Speaking in the weeks prior to MHRA's decision, when GW knew the regulator had no major issues with Sativex, Mr Gover told The Daily Telegraph approval in the UK would mark the culmination of "a great deal of effort".
"MS is a very difficult condition to study in clinical trials so this has probably been one of the most complicated developments undertaken by the industry," he said.
GW was founded in 1998 in response to concerns about MS patients who risked prosecution when they smoked cannabis to try to help ease pain and muscle stiffness.
"Everyone knows there are patients who see [smoking cannabis] as their only effective treatment option.
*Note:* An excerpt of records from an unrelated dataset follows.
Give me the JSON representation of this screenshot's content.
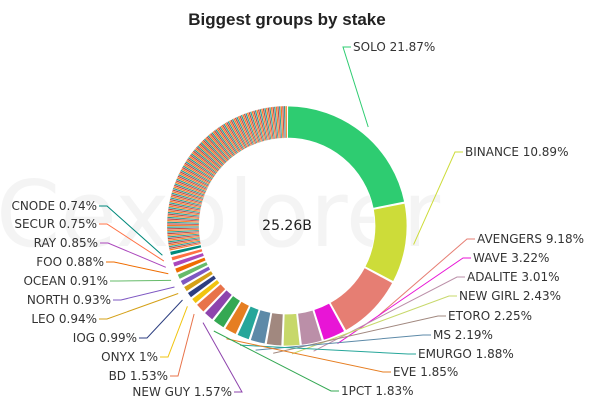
{
  "chart_data": {
    "type": "pie",
    "variant": "donut",
    "title": "Biggest groups by stake",
    "center_label": "25.26B",
    "watermark": "Cexplorer",
    "slices": [
      {
        "label": "SOLO",
        "value": 21.87,
        "color": "#2ecc71"
      },
      {
        "label": "BINANCE",
        "value": 10.89,
        "color": "#cddc39"
      },
      {
        "label": "AVENGERS",
        "value": 9.18,
        "color": "#e67e73"
      },
      {
        "label": "WAVE",
        "value": 3.22,
        "color": "#e815d6"
      },
      {
        "label": "ADALITE",
        "value": 3.01,
        "color": "#bb8fa8"
      },
      {
        "label": "NEW GIRL",
        "value": 2.43,
        "color": "#c7d86a"
      },
      {
        "label": "ETORO",
        "value": 2.25,
        "color": "#a1887f"
      },
      {
        "label": "MS",
        "value": 2.19,
        "color": "#5d8aa8"
      },
      {
        "label": "EMURGO",
        "value": 1.88,
        "color": "#26a69a"
      },
      {
        "label": "EVE",
        "value": 1.85,
        "color": "#e67e22"
      },
      {
        "label": "1PCT",
        "value": 1.83,
        "color": "#34a853"
      },
      {
        "label": "NEW GUY",
        "value": 1.57,
        "color": "#8e44ad"
      },
      {
        "label": "BD",
        "value": 1.53,
        "color": "#e8734a"
      },
      {
        "label": "ONYX",
        "value": 1.0,
        "color": "#f1c40f"
      },
      {
        "label": "IOG",
        "value": 0.99,
        "color": "#2c3e80"
      },
      {
        "label": "LEO",
        "value": 0.94,
        "color": "#d4a017"
      },
      {
        "label": "NORTH",
        "value": 0.93,
        "color": "#7e57c2"
      },
      {
        "label": "OCEAN",
        "value": 0.91,
        "color": "#66bb6a"
      },
      {
        "label": "FOO",
        "value": 0.88,
        "color": "#ef6c00"
      },
      {
        "label": "RAY",
        "value": 0.85,
        "color": "#ab47bc"
      },
      {
        "label": "SECUR",
        "value": 0.75,
        "color": "#ff7043"
      },
      {
        "label": "CNODE",
        "value": 0.74,
        "color": "#00897b"
      }
    ],
    "labels": [
      "SOLO 21.87%",
      "BINANCE 10.89%",
      "AVENGERS 9.18%",
      "WAVE 3.22%",
      "ADALITE 3.01%",
      "NEW GIRL 2.43%",
      "ETORO 2.25%",
      "MS 2.19%",
      "EMURGO 1.88%",
      "EVE 1.85%",
      "1PCT 1.83%",
      "NEW GUY 1.57%",
      "BD 1.53%",
      "ONYX 1%",
      "IOG 0.99%",
      "LEO 0.94%",
      "NORTH 0.93%",
      "OCEAN 0.91%",
      "FOO 0.88%",
      "RAY 0.85%",
      "SECUR 0.75%",
      "CNODE 0.74%"
    ],
    "legend": "none"
  }
}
The patients know, the Government knows and the reason for this is not because people with MS decide they wish to smoke joints," said Mr Gover. "They are in the unfortunate position of doing so because medication in MS treatment is poor – there's been no innovation for decades."
In the late 1990s, he added, it became clear that the Home Office was receptive to finding a legal medicinal solution for these patients. Against that background Dr Geoffrey Guy agreed to establish a company to look at developing a prescription cannabis-derived medicine that would meet the rigorous standards of regulators.
A Home Office licence to conduct the research was granted in 1998 and GW was born. But even then, funding was hard to come by, says Mr Gover – who joined GW, where Dr Guy is now chairman, in 1999.
While trials have shown that Sativex helps reduce spasticity in MS patients, it is not the only condition that GW's cannabis plants could potentially help to treat. GW has also discovered therapeutic potential for schizophrenia, epilepsy and types of diabetes.
For now, GW is delighted at having finally got the UK regulatory green light. "Sativex is not going to cure MS," says Mr Gover. "But what this medicine can do is it makes your life tolerable again. It doesn't work for everyone - it's not a miracle - but it is a worthwhile innovation and we're genuinely delighted."